The projections of The Food and Agriculture Organization of the United Nations (FAO) confirm the expected rise in the world’s population by 2050 to 9.1 billion. To meet the need in terms of global demands on crop yield, the agricultural system depends on the development of solutions beneficial from the perspective of efficient plant cultivation, and on the other hand, minimizing the ecological footprint. Green biotechnological products are the main focus of researchers and agricultural producers as promising solutions meeting both of the abovementioned requirements. The plant growth-promoting (PGP) bacteria are recognised as key game changers in the development of eco-friendly microbial products intended for use in agriculture [1,2,3,4]. The beneficial activities of the PGP strains are reflected through multiple mechanisms of action, characterised as direct or indirect, including nitrogen fixation, nutrient solubilization, phytohormones, hydrolytic enzymes, antibiotics and siderophores synthesis and induction of systematic resistance of plants [5,6,7]. Taking into account all the beneficial activities, products based on PGP strains could be used as biofertilizers, biocontrol agents, phyto-stimulators and soil quality boosters. Previous studies confirmed the ability of PGP-based products to contribute to plant growth evaluated through the observed increase in shoot and root length, biomass, seed germination and leaf size [5]. The members of the genus Bacillus are one of the most studied representatives of PGP rhizobacteria [8]. The high potential of Bacillus species lies in their ability to produce a number of beneficial components including IAA (indole acetic acid), hydrocyanic acid (HCN), siderophore, hydrolytic enzymes, compounds with antimicrobial activity, as well as their abilities of phosphate solubilisation and nitrogen fixation [9]. Additional advantage comes from the fact they are spore-forming bacteria. Compared to vegetative forms, spores are more robust and resistant, which makes them more convenient for manipulation in the production process, simultaneously providing a longer shelf-life for the final product [10].

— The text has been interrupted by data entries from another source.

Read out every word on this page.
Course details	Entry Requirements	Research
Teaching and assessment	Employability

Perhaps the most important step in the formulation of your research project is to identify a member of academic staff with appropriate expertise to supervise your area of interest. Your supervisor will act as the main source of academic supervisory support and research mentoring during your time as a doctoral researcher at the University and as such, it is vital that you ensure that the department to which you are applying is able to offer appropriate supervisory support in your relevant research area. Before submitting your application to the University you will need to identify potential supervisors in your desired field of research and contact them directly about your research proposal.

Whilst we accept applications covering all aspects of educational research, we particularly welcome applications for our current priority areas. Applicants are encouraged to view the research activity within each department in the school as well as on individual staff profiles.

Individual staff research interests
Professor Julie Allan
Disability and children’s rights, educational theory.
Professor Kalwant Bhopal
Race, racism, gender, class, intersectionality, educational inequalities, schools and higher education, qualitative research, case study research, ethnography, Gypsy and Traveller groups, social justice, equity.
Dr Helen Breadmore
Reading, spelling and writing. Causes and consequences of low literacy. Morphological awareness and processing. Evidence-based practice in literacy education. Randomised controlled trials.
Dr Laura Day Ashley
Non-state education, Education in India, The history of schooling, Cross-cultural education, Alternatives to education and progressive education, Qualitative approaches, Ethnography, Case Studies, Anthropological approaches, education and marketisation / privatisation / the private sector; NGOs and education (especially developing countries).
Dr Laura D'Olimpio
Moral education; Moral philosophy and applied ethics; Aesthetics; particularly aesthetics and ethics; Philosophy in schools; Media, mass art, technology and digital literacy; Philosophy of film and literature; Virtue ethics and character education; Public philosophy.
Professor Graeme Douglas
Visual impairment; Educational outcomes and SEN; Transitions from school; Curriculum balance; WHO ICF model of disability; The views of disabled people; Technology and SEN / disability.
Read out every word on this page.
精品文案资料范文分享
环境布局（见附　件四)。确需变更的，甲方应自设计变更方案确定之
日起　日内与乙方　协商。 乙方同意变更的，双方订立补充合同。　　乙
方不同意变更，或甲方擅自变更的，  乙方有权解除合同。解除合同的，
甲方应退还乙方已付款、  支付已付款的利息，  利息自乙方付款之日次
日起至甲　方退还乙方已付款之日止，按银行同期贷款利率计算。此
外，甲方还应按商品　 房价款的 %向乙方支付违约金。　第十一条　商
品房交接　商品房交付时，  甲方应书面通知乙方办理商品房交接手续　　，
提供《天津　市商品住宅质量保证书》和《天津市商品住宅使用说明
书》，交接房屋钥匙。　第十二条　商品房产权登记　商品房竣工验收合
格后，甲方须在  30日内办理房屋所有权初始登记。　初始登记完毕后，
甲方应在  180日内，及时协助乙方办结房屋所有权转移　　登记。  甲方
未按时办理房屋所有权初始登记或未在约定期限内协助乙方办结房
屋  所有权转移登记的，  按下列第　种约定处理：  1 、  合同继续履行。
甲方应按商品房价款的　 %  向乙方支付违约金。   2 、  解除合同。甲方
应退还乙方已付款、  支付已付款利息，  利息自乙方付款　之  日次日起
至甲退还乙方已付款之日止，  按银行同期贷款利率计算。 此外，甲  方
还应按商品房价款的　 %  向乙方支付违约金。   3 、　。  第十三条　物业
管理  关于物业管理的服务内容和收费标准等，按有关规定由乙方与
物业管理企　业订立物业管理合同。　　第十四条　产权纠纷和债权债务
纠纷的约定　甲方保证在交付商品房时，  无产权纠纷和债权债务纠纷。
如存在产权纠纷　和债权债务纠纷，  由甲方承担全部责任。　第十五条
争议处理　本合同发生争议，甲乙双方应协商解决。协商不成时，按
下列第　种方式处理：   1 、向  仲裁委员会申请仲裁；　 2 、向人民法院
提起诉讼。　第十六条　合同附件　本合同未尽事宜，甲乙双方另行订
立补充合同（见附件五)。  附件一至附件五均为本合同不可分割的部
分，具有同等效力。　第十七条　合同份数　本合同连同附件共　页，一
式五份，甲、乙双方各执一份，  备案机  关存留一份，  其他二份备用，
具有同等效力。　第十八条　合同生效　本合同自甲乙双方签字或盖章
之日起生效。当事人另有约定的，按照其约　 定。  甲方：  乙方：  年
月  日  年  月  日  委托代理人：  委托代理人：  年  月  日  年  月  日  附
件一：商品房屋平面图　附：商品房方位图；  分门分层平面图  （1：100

The scientific work of many research groups is focused on collecting data on beneficial microorganisms that represent a significant potential for application in agricultural practice [11]. On the other hand, the number of commercial products available on the market does not follow this trend. Many products do not achieve satisfactory efficiency in the laboratory, under controlled conditions (greenhouse) and in the field, and the reason for this is explained by inadequate approaches to the formulation of final products. The role of formulation in the biotechnological production of microbial-based products lies in designing a suitable microenvironment for active components, i.e., cells of microorganisms, including their physical or chemical protection over time. The essential function includes favouring the activity of the product and the competitiveness of microorganisms compared to other natural strains better adapted to the conditions of the application site [12,13,14].
The characteristics of the selected producing microorganisms strictly dictate the potential approaches in the formulation of the final product. Due to their specific properties, the representatives of the Bacillus genus are defined as more suitable candidates compared to a large number of competing strains. This primarily refers to the ability to produce endospores, which are characterised by exceptional stability in extreme environmental conditions, thus also the possibility of applying chemical and physical formulation techniques that would be unacceptable in the case of unstable forms of microorganisms [12].
Possible types of formulation are divided into two major groups, liquid and solid [13,14]. The most common solid formulations of the product include powdery consistency, in the form of micro granules and wettable powder. Liquid forms of the product include emulsions, oil dispersions, concentrate suspensions and water-soluble granules [15,16]. A special group of products includes cell-free formulations, i.e., filtrate or supernatant of cultivation liquids. In the field of technology development of solid product forms, increasing interest is attracted by cell immobilisation techniques using polysaccharides, as well as products obtained by performing solid-state cultivation using agro-industrial waste. This type of production opens up the possibility of applying co-cultivation of several beneficial strains, as well as the possibility of applying solid substrates independently or in combination with liquid waste materials [13].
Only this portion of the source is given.